The Supreme Court today issued its first-ever ruling on an issue of law by agreeing that the media should be able to name one of four men appealing against orders freezing their assets because they are suspected of funding terrorism.
The principle of open justice required that Mohammed Al-Ghabra, whom the lower courts had protected by anonymity orders, should be identified, the court said.
It will decide on Thursday whether other men involved in the same hearing , who at present can be identified only as A, K and M, should also be identified.
All four men have had their assets frozen under orders which were introduced by Gordon Brown when he was Chancellor.
Geoffrey Robertson QC, representing a group of media organisations, told Lord Phillips, President of the Court, and six Justices that “your first term docket reads like alphabet soup” because of the number of appellants who were referred to only by letters of the alphabet because lower courts had granted them “pseudonym orders”.
Robertson said the Court of Appeal made the anonymity order in Mr Al-Ghabra’s case without giving notice to the press, without hearing evidence, and without giving reasons, in breach of the open justice principle.
He said everyone who commenced a legal action should expect to have his or her name published.
The four appellants in this case had “outed” themselves by issuing press statements from behind their “cloaks of anonymity” condemning the government and complaining about the oppressive effects of orders freezing their assets because they were suspected terrorist financiers.
Lord Phillips – who was sitting with Lord Hope, Lord Rodger, Lord Walker, Baroness Hale, Lord Brown and Lord Mance – ruled that Mr Al-Ghabra, who had previously been known only as G, should be named.
The other appellants would be allowed to put in evidence as to why they should be allowed to remain anonymous before their position was decided on Thursday.
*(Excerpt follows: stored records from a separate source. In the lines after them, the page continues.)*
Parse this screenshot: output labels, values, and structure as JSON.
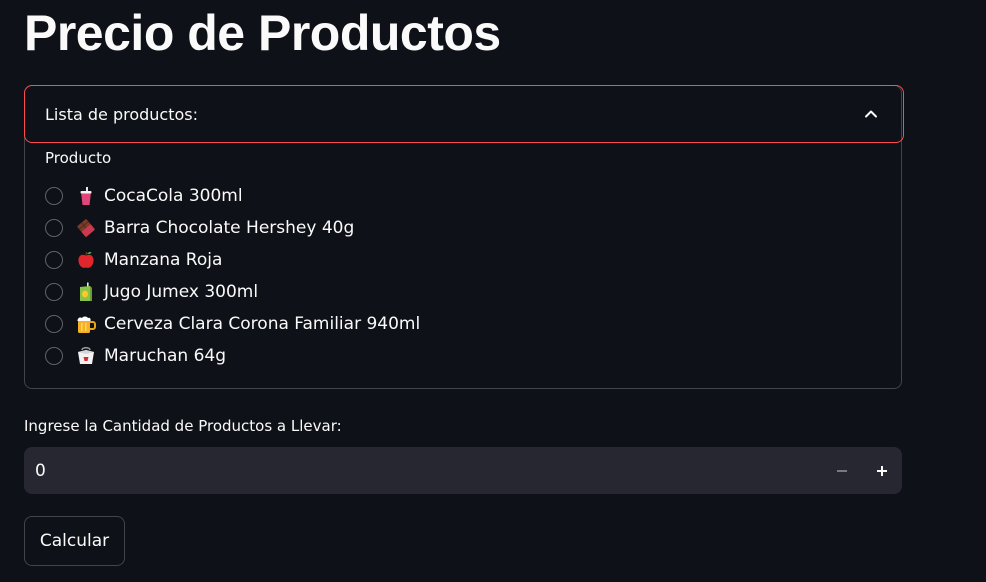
{
  "page": {
    "title": "Precio de Productos"
  },
  "expander": {
    "label": "Lista de productos:",
    "expanded": true,
    "chevron_icon": "chevron-up-icon",
    "border_color_active": "#ff4b4b"
  },
  "radio": {
    "label": "Producto",
    "options": [
      {
        "label": "CocaCola 300ml",
        "icon": "cup-with-straw-icon"
      },
      {
        "label": "Barra Chocolate Hershey 40g",
        "icon": "chocolate-bar-icon"
      },
      {
        "label": "Manzana Roja",
        "icon": "red-apple-icon"
      },
      {
        "label": "Jugo Jumex 300ml",
        "icon": "juice-box-icon"
      },
      {
        "label": "Cerveza Clara Corona Familiar 940ml",
        "icon": "beer-mug-icon"
      },
      {
        "label": "Maruchan 64g",
        "icon": "takeout-box-icon"
      }
    ],
    "selected_index": null
  },
  "quantity": {
    "label": "Ingrese la Cantidad de Productos a Llevar:",
    "value": "0",
    "decrement_icon": "minus-icon",
    "increment_icon": "plus-icon"
  },
  "actions": {
    "calculate_label": "Calcular"
  },
  "colors": {
    "background": "#0e1117",
    "text": "#fafafa",
    "input_bg": "#262730",
    "accent": "#ff4b4b"
  }
}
The court had received witness statements from Professor David Leigh, assistant editor of the Guardian, Shaun O’Neill, crime and security editor at The Times, Edward Lucas, deputy editor of The Economist).
They had explained that press coverage would be more detailed and more understandable for readers who were not lawyers if newspapers could report the human interest dimension in the case.
It would be in the interest of educating the public about cases in the new court if the effects of anti-terrorism orders on suspects could be reported with their names and details of the effects of the order upon them.
Lord Philips said the question of whether litigants should be allowed anonymity raised “an important constitutional issue”.
Al-Ghabra has complained that the order freezing his assets was invalid and oppressive: his solicitor has said that if it was upheld then “the sun will have set on British democracy”.
It was widely reported that Mr Al-Ghabra was referred to in evidence in the airline bomb plot, as a person with whom “the plotters had been in touch”.
Solicitor Mark Stephens, who represented the media organisations which applied for the appellants to be identified, said after the hearing: “Mr Al-Ghabra has been identified as he appears almost daily in newspapers and has been on the Bank of England website for many years.”
The media groups which applied for the men to be identified were Guardian News and Media, Associated Press, Times Newspapers, Bloomberg News, Index on Censorship, Dow Jones and Co Inc, The Economist, Article 19, and the Media Legal Defence Initiative.
The four appellants are asking the Supreme Court to decide on the powers of Government ministers to create laws without a vote in Parliament.
The assets of all four have been frozen after they were placed on the Treasury sanctions list because they are suspected of supplying funds to terrorists.
Mr Justice Collins, sitting in the High Court, ruled that the Treasury’s powers were “unfair” and a breach of fundamental rights, but his decision was overturned by the Court of Appeal.
More than 50 people living in Britain are believed to be on the Treasury sanctions list. They have to apply to the Treasury for permission to spend money on groceries, and anyone who provides them with “an economic resource” is liable to criminal proceedings.
Tim Owen QC, for three of the men, said the case involved “fundamental constitutional issues” about the power of the Government executive to make laws without parliamentary debate or scrutiny, and argued that a proper balance had to be struck between national security concerns about terrorism and fundamental human rights and access to the courts.
The measures used by the Treasury were adopted to give effect in British law to two United National Security Council resolutions imposing sanctions on people alleged to be funding terrorism.
Owen said the issue of whether the Government was lawfully entitled to impose such restrictions depended on an analysis of the United Nations Act and powers allowing the Government to introduce such measures through Orders in Council.
This was the first time the courts had had the chance to look at these questions, he said.
The power to introduce such measures “was not intended to be an enormous, unlimited delegation of the legislative power by Parliament”, he said, adding: “Parliament did not deliver a blank cheque to the executive.”
The Government had used the powers to impose “a draconian, intrusive regime which destroys the individual’s power to live any sort of normal life without any conviction in a court”.
“It is an abuse of executive power,” he said.
The Treasury will argue during the four-day hearing that it is committed to preventing funds being used for terrorist purposes and that this is central to the UK’s obligations under successive UN Security Council resolutions to combat global terrorism.